9 months later, there was a breakthrough, the first vaccine got an EUA (emergency use authorization) from FDA. Healthcare providers were among tier one to receive it. My husband and I were beyond elated. We jumped at the opportunity and got the vaccines. We posted pics on Facebook like it was the triumph of our lives and to encourage others to get it too. The wave of relief was accompanied by a wave of rumors and misconceptions. Talks after talks, social media campaigns and what not ensued and still run to counter the anti-vaxxers. There were surges and declines in COVID rates but the protection from vaccines gave my family and countless other families like mine some sense of protection that would allow us to move a step closer to normalcy. 




A few months after our booster shot we moved to IN for my husbands job. Vastly different from IL in terms of public health mandates and public perception about masks it was still a good feeling, a fresh start. 

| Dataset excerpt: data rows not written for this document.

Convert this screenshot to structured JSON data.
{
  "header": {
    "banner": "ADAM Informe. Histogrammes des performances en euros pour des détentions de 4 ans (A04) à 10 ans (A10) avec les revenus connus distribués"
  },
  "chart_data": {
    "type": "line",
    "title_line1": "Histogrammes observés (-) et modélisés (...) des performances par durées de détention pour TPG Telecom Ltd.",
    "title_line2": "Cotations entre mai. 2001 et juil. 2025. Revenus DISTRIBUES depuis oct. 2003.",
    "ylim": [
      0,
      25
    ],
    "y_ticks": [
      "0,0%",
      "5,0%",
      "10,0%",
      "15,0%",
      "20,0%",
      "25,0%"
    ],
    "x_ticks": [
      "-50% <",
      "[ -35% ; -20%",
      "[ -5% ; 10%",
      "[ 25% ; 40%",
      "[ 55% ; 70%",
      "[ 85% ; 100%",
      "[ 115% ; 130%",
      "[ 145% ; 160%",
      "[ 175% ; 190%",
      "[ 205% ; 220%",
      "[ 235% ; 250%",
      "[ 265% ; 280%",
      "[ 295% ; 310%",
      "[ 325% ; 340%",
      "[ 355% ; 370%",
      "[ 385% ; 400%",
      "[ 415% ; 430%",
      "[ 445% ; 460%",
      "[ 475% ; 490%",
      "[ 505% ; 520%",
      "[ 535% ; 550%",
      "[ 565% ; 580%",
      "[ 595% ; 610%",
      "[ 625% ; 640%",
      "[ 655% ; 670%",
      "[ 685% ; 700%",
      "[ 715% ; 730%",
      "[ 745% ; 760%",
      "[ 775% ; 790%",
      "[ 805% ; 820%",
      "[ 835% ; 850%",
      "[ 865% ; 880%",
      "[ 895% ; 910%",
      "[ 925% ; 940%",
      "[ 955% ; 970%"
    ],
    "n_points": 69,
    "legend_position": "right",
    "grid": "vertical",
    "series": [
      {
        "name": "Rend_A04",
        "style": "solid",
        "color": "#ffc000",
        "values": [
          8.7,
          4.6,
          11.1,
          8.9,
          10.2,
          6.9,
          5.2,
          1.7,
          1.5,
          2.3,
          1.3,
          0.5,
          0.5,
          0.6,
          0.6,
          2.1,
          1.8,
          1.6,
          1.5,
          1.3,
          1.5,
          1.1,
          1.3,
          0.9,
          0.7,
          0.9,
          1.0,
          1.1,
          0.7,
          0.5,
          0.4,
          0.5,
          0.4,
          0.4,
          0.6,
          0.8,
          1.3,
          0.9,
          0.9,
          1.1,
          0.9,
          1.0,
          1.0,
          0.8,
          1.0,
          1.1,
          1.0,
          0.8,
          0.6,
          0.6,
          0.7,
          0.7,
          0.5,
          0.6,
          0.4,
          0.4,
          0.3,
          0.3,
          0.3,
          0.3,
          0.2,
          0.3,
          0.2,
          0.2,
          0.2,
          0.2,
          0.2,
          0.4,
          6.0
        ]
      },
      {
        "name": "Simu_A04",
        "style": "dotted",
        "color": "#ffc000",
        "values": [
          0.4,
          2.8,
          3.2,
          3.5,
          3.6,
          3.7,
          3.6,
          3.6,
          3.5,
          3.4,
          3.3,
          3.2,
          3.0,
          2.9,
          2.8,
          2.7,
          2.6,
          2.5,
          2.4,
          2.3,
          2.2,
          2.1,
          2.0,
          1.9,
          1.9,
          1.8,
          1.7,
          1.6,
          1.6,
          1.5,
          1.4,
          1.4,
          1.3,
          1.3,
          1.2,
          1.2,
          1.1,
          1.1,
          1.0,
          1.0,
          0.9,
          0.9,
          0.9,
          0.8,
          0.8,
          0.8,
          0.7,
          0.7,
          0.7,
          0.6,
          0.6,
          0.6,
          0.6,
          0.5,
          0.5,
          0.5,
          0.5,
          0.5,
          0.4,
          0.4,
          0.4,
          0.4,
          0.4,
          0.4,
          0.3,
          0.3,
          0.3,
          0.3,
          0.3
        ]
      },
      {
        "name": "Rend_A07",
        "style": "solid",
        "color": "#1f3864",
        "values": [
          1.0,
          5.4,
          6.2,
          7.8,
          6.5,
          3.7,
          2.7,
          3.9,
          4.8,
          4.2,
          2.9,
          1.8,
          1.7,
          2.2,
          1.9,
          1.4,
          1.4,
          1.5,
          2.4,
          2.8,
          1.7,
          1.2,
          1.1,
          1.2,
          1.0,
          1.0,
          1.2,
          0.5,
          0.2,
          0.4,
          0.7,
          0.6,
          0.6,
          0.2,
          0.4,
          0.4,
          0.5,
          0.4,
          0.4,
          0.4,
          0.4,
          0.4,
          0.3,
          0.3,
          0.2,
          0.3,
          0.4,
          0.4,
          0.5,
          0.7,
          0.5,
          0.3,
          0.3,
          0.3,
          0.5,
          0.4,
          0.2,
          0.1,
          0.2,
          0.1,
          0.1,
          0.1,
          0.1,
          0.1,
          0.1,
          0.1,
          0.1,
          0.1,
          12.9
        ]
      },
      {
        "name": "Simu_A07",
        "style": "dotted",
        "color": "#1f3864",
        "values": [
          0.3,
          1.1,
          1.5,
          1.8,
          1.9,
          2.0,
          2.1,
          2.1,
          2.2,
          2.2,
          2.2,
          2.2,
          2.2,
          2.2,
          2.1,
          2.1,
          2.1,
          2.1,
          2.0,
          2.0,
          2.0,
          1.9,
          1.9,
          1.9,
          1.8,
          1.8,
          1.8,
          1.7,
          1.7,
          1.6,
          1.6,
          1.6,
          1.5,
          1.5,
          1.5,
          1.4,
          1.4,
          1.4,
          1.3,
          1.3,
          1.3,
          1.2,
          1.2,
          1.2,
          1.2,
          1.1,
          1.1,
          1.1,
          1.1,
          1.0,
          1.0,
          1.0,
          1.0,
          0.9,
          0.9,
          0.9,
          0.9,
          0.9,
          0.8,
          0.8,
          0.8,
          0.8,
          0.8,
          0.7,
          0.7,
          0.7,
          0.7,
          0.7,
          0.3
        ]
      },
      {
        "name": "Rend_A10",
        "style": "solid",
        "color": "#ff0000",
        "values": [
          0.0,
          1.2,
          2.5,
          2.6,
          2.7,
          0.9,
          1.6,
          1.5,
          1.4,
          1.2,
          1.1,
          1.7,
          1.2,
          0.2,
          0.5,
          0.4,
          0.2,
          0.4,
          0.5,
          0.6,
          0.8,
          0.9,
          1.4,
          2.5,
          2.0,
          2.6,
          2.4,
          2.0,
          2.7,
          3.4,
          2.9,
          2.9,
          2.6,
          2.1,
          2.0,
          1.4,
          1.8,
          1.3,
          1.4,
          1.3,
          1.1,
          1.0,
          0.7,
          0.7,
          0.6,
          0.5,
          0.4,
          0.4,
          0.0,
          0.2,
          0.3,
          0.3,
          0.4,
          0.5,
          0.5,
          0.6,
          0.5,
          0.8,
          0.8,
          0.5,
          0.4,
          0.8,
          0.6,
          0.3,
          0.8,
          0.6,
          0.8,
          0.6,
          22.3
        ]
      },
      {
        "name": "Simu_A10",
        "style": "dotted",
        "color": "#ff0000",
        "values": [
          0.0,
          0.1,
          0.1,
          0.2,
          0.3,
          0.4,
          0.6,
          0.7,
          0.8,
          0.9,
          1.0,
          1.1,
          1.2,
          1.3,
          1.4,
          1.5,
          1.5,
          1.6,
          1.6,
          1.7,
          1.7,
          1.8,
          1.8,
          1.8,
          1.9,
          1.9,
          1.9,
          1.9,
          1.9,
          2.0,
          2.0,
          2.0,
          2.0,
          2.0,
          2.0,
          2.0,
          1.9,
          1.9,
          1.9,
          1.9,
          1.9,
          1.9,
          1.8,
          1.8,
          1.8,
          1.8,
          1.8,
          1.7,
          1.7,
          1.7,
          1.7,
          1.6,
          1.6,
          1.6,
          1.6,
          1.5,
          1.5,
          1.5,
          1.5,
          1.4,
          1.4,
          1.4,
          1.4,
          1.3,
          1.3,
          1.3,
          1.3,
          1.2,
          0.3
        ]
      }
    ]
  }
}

We are two years into the pandemic. COVID is nowhere near gone but life around me seems like its back to normal. Countless people whom I've known and loved have died from it, but life goes on. That faceless, mysterious virus whose origins are still debatable has evolved over and over and now has a variant that is 4 times more resistant to the vaccine than the earlier strains. It's more contagious. But, it's also milder. The quality of a good pathogen is that it never kills its host, it co-exists and more importantly, it adapts, it evolves, it needs to do this to continue living. 

But, its enemy, humans, are a resilient species. We are a great combination of odds and extremes. COVID just made it all so obvious. As the death tolls were rising there was still a segment of the population that thought that this was all a conspiracy by doctors and big pharma. They didn't believe in social distancing and didn't care if they caught or spread the virus. Then there was misconception about the vaccine and heated arguments followed. There were also people who introduced nuances like azithromycin and ivermectin and advocated that they worked when they really didn't. For every ounce of truth there was falsehood out there as well. Thanks to the tireless work of public health workers, scientists, healthcare workers and responsible citizens, truth prevailed. For all the death and misery we saw, there was also renewed sense of appreciation for life. Society recalibrated their lives and priorities. We bounced back, resilient and strong. 

Husband hasn't had a COVID patient in the ICU for a few months now, neither have I dealt with it in the hospital in a while.

Uncertainty remains though, I'm not sure what the future holds for us in terms of COVID but it sure doesn't seem as bleak as it did two years ago. Instead of gazing in the dark, we are now looking at the light at the end of the tunnel. We don't know how long the tunnel is... but hey atleast there is light.